価格は6,600円(税抜)と高価な部類ですが、この手の高級文房具の中では低価格寄りとなっています。
実用性MAXの工夫と批評
こちらについては、文量が多くなりすぎたため、別記事にしています。使用感の項目に関連する内容が多くあるため、下記のリンクから読んでいただいた方がより分かりやすくなると思います。
GRAVIUMのレビューと批評のリンク:https://bungukaiseki.com/実用性maxシャープペン「gravium」のレビューと批評/
使用感
長さ | 140mm | グリップ径 | 11.3mm |
クリップまでの長さ | 96mm(着脱可能) | 最大径 | 同上 |
重量 | クリップ有:37g クリップ無:36g | 先端の長さ | 3mm |
重心位置 | クリップ有:69mm クリップ無:66mm | 回転のさせやすさ | × |
長さ・重量・重心のバランス
書きやすさ:2/5点 書き味:6/5点

あくまで、「37g」という重量級ペンの中では取り回しや軽快さに優れるというだけで、この錘がなくても24gと重たい部類であることから、慣性モーメントの値自体はそこら辺のペンよりも圧倒的に大きいことが明白で、手放しに書きやすいとは言えません。

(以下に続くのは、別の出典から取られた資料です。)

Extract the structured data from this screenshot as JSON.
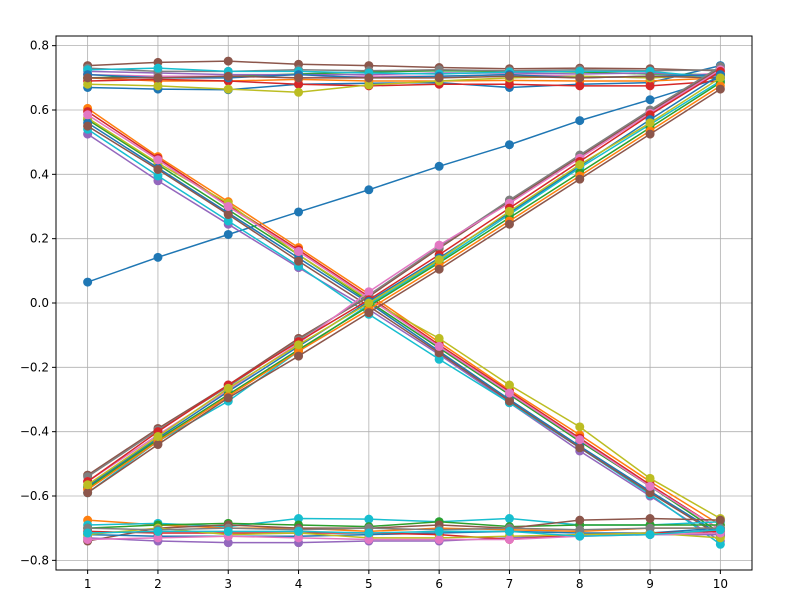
{
  "chart_data": {
    "type": "line",
    "title": "",
    "xlabel": "",
    "ylabel": "",
    "x": [
      1,
      2,
      3,
      4,
      5,
      6,
      7,
      8,
      9,
      10
    ],
    "xlim": [
      0.55,
      10.45
    ],
    "ylim": [
      -0.83,
      0.83
    ],
    "x_ticks": [
      "1",
      "2",
      "3",
      "4",
      "5",
      "6",
      "7",
      "8",
      "9",
      "10"
    ],
    "y_tick_values": [
      -0.8,
      -0.6,
      -0.4,
      -0.2,
      0.0,
      0.2,
      0.4,
      0.6,
      0.8
    ],
    "y_ticks": [
      "−0.8",
      "−0.6",
      "−0.4",
      "−0.2",
      "0.0",
      "0.2",
      "0.4",
      "0.6",
      "0.8"
    ],
    "grid": true,
    "legend": false,
    "marker": "circle",
    "series": [
      {
        "color": "#1f77b4",
        "values": [
          0.065,
          0.142,
          0.213,
          0.283,
          0.352,
          0.425,
          0.492,
          0.567,
          0.632,
          0.7
        ]
      },
      {
        "color": "#1f77b4",
        "values": [
          0.67,
          0.665,
          0.663,
          0.68,
          0.683,
          0.685,
          0.67,
          0.68,
          0.685,
          0.738
        ]
      },
      {
        "color": "#ff7f0e",
        "values": [
          0.7,
          0.69,
          0.69,
          0.695,
          0.69,
          0.69,
          0.692,
          0.69,
          0.69,
          0.7
        ]
      },
      {
        "color": "#2ca02c",
        "values": [
          0.7,
          0.705,
          0.705,
          0.712,
          0.718,
          0.722,
          0.72,
          0.718,
          0.712,
          0.71
        ]
      },
      {
        "color": "#d62728",
        "values": [
          0.69,
          0.695,
          0.69,
          0.68,
          0.675,
          0.68,
          0.68,
          0.675,
          0.675,
          0.69
        ]
      },
      {
        "color": "#9467bd",
        "values": [
          0.72,
          0.715,
          0.71,
          0.71,
          0.71,
          0.715,
          0.715,
          0.712,
          0.715,
          0.705
        ]
      },
      {
        "color": "#8c564b",
        "values": [
          0.738,
          0.748,
          0.752,
          0.742,
          0.738,
          0.732,
          0.728,
          0.73,
          0.728,
          0.722
        ]
      },
      {
        "color": "#e377c2",
        "values": [
          0.71,
          0.705,
          0.705,
          0.7,
          0.705,
          0.705,
          0.71,
          0.705,
          0.7,
          0.715
        ]
      },
      {
        "color": "#7f7f7f",
        "values": [
          0.73,
          0.72,
          0.72,
          0.725,
          0.722,
          0.725,
          0.722,
          0.725,
          0.722,
          0.725
        ]
      },
      {
        "color": "#bcbd22",
        "values": [
          0.68,
          0.675,
          0.665,
          0.655,
          0.678,
          0.69,
          0.7,
          0.705,
          0.7,
          0.71
        ]
      },
      {
        "color": "#17becf",
        "values": [
          0.725,
          0.73,
          0.72,
          0.72,
          0.715,
          0.712,
          0.718,
          0.72,
          0.72,
          0.7
        ]
      },
      {
        "color": "#1f77b4",
        "values": [
          0.71,
          0.7,
          0.7,
          0.71,
          0.7,
          0.705,
          0.71,
          0.7,
          0.705,
          0.71
        ]
      },
      {
        "color": "#8c564b",
        "values": [
          0.7,
          0.7,
          0.705,
          0.7,
          0.7,
          0.7,
          0.705,
          0.7,
          0.705,
          0.7
        ]
      },
      {
        "color": "#ff7f0e",
        "values": [
          0.605,
          0.455,
          0.315,
          0.172,
          0.028,
          -0.122,
          -0.27,
          -0.41,
          -0.555,
          -0.69
        ]
      },
      {
        "color": "#d62728",
        "values": [
          0.595,
          0.45,
          0.305,
          0.165,
          0.02,
          -0.13,
          -0.275,
          -0.42,
          -0.565,
          -0.705
        ]
      },
      {
        "color": "#2ca02c",
        "values": [
          0.57,
          0.43,
          0.29,
          0.15,
          0.005,
          -0.14,
          -0.285,
          -0.43,
          -0.57,
          -0.715
        ]
      },
      {
        "color": "#9467bd",
        "values": [
          0.525,
          0.38,
          0.245,
          0.11,
          -0.02,
          -0.16,
          -0.31,
          -0.46,
          -0.6,
          -0.74
        ]
      },
      {
        "color": "#17becf",
        "values": [
          0.54,
          0.395,
          0.255,
          0.115,
          -0.035,
          -0.175,
          -0.31,
          -0.45,
          -0.595,
          -0.75
        ]
      },
      {
        "color": "#bcbd22",
        "values": [
          0.575,
          0.435,
          0.31,
          0.15,
          0.01,
          -0.11,
          -0.255,
          -0.385,
          -0.545,
          -0.67
        ]
      },
      {
        "color": "#1f77b4",
        "values": [
          0.56,
          0.42,
          0.28,
          0.14,
          0.0,
          -0.15,
          -0.3,
          -0.445,
          -0.585,
          -0.72
        ]
      },
      {
        "color": "#8c564b",
        "values": [
          0.55,
          0.415,
          0.275,
          0.13,
          -0.01,
          -0.155,
          -0.305,
          -0.45,
          -0.59,
          -0.725
        ]
      },
      {
        "color": "#e377c2",
        "values": [
          0.585,
          0.445,
          0.3,
          0.16,
          0.015,
          -0.135,
          -0.28,
          -0.425,
          -0.57,
          -0.705
        ]
      },
      {
        "color": "#8c564b",
        "values": [
          -0.535,
          -0.39,
          -0.255,
          -0.11,
          0.02,
          0.17,
          0.315,
          0.455,
          0.595,
          0.73
        ]
      },
      {
        "color": "#7f7f7f",
        "values": [
          -0.54,
          -0.395,
          -0.26,
          -0.115,
          0.025,
          0.175,
          0.32,
          0.46,
          0.6,
          0.735
        ]
      },
      {
        "color": "#e377c2",
        "values": [
          -0.555,
          -0.41,
          -0.27,
          -0.125,
          0.035,
          0.18,
          0.31,
          0.45,
          0.59,
          0.725
        ]
      },
      {
        "color": "#d62728",
        "values": [
          -0.555,
          -0.4,
          -0.255,
          -0.12,
          0.01,
          0.15,
          0.295,
          0.44,
          0.585,
          0.72
        ]
      },
      {
        "color": "#1f77b4",
        "values": [
          -0.57,
          -0.42,
          -0.275,
          -0.135,
          0.005,
          0.14,
          0.28,
          0.425,
          0.57,
          0.71
        ]
      },
      {
        "color": "#17becf",
        "values": [
          -0.59,
          -0.43,
          -0.305,
          -0.15,
          -0.005,
          0.13,
          0.275,
          0.42,
          0.555,
          0.69
        ]
      },
      {
        "color": "#2ca02c",
        "values": [
          -0.575,
          -0.425,
          -0.285,
          -0.145,
          -0.01,
          0.125,
          0.265,
          0.405,
          0.545,
          0.685
        ]
      },
      {
        "color": "#ff7f0e",
        "values": [
          -0.58,
          -0.43,
          -0.29,
          -0.15,
          -0.02,
          0.115,
          0.255,
          0.395,
          0.535,
          0.675
        ]
      },
      {
        "color": "#8c564b",
        "values": [
          -0.59,
          -0.44,
          -0.295,
          -0.165,
          -0.03,
          0.105,
          0.245,
          0.385,
          0.525,
          0.665
        ]
      },
      {
        "color": "#bcbd22",
        "values": [
          -0.565,
          -0.415,
          -0.265,
          -0.13,
          0.0,
          0.135,
          0.285,
          0.43,
          0.56,
          0.7
        ]
      },
      {
        "color": "#ff7f0e",
        "values": [
          -0.675,
          -0.69,
          -0.7,
          -0.7,
          -0.71,
          -0.7,
          -0.705,
          -0.71,
          -0.7,
          -0.7
        ]
      },
      {
        "color": "#17becf",
        "values": [
          -0.69,
          -0.685,
          -0.695,
          -0.67,
          -0.672,
          -0.68,
          -0.67,
          -0.69,
          -0.69,
          -0.68
        ]
      },
      {
        "color": "#2ca02c",
        "values": [
          -0.7,
          -0.69,
          -0.685,
          -0.69,
          -0.695,
          -0.68,
          -0.695,
          -0.69,
          -0.69,
          -0.69
        ]
      },
      {
        "color": "#8c564b",
        "values": [
          -0.74,
          -0.7,
          -0.69,
          -0.7,
          -0.7,
          -0.69,
          -0.7,
          -0.675,
          -0.67,
          -0.675
        ]
      },
      {
        "color": "#9467bd",
        "values": [
          -0.73,
          -0.74,
          -0.745,
          -0.745,
          -0.74,
          -0.74,
          -0.73,
          -0.72,
          -0.72,
          -0.72
        ]
      },
      {
        "color": "#1f77b4",
        "values": [
          -0.72,
          -0.725,
          -0.725,
          -0.725,
          -0.72,
          -0.715,
          -0.71,
          -0.715,
          -0.715,
          -0.7
        ]
      },
      {
        "color": "#d62728",
        "values": [
          -0.71,
          -0.715,
          -0.715,
          -0.715,
          -0.715,
          -0.72,
          -0.735,
          -0.72,
          -0.715,
          -0.71
        ]
      },
      {
        "color": "#bcbd22",
        "values": [
          -0.72,
          -0.7,
          -0.72,
          -0.715,
          -0.73,
          -0.73,
          -0.725,
          -0.72,
          -0.715,
          -0.73
        ]
      },
      {
        "color": "#7f7f7f",
        "values": [
          -0.7,
          -0.705,
          -0.7,
          -0.705,
          -0.7,
          -0.705,
          -0.7,
          -0.705,
          -0.7,
          -0.7
        ]
      },
      {
        "color": "#e377c2",
        "values": [
          -0.735,
          -0.73,
          -0.725,
          -0.73,
          -0.735,
          -0.735,
          -0.735,
          -0.725,
          -0.72,
          -0.715
        ]
      },
      {
        "color": "#17becf",
        "values": [
          -0.715,
          -0.71,
          -0.71,
          -0.71,
          -0.715,
          -0.71,
          -0.71,
          -0.725,
          -0.72,
          -0.705
        ]
      }
    ]
  }
}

重心的にも69mmとそこそこ高く、ノック部分の素材も重たいものであることから、その辺のバランスも悪く、大々的に「軽快に書ける」と言われていたほどのものは感じません。
この辺は別記事の方でもう少し詳しく記述していますので、気になる方はそちらをご覧ください。
さて、一方で書き味の観点からは37gという重さは素晴らしい数値といえます。このクラスは重たいことで有名な「野原工芸」のシャープペンの約30gを凌ぎ、コツコツ感を感じるには十分過ぎるほどの重さでしょう。
握りやすさ・質感
書きやすさ:5/5点 書き味:5/5点
素材自体はアルミですが、グリップ、というか軸全体が「ネオラバサン」と呼ばれる塗装が施されていて、柔らかく、かつ滑りにくい触感となっています。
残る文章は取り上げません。